The Geto Boys’ popularity was boosted somewhat in 1999 by the prominent use of two songs—”Damn It Feels Good to Be a Gangsta” (released as a promotional single for the 1992 compilation album Uncut Dope[2]) and “Still” (from The Resurrection)—in Mike Judge’s film Office Space, now considered a cult classic. The song “Mind of a Lunatic” has been covered by many recording acts including Marilyn Manson in 2003, as a b-side off the album The Golden Age of Grotesque.

The single “Damn it Feels Good to Be a Gangsta” has also been covered by the band Aqueduct and country singer Carter Falco. [3] The song “Street Life” from the album Till Death Do Us Part was featured on the motion picture South Central. A video clip for the song with footage from the film was released. [4]

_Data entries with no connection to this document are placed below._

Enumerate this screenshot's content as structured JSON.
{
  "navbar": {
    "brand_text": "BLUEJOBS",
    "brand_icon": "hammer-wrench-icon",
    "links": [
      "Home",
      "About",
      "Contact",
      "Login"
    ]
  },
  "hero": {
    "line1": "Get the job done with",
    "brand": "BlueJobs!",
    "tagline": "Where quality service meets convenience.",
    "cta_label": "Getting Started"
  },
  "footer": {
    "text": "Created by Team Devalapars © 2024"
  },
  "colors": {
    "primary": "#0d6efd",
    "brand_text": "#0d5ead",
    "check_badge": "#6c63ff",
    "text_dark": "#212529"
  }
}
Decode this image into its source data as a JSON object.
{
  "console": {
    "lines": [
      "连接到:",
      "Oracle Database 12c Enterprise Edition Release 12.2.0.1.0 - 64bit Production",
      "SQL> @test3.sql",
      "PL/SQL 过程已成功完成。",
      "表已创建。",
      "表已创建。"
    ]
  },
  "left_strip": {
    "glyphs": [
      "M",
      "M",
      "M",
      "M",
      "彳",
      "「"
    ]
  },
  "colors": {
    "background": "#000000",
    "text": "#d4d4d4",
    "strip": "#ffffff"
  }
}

The band did a rare performance as a reunion at the Smoke Out festival in San Bernardino, CA on October 23rd, 2009. [5] The Geto Boys are credited as the group who put the south on the hip hop music map and inspired a legion of acts including 2Pac, The Notorious B.I.G., UGK, TI, Goodie Mobb, Outkast, 50 Cent, Chamillionaire, Lil Wayne, Rick Ross, Young Jeezy, Juvenile, Mystikal and others.

The group’s name, Geto Boys, comes from a deliberate misspelling of the word Ghetto. For its first album 5th Ward Chronicles: Making Trouble (1988) and its second, Grip It! On That Other Level (1989), the spelling was the English standard “Ghetto Boys”. For its third album, The Geto Boys, they changed it to the “Geto” spelling, which the group has used since.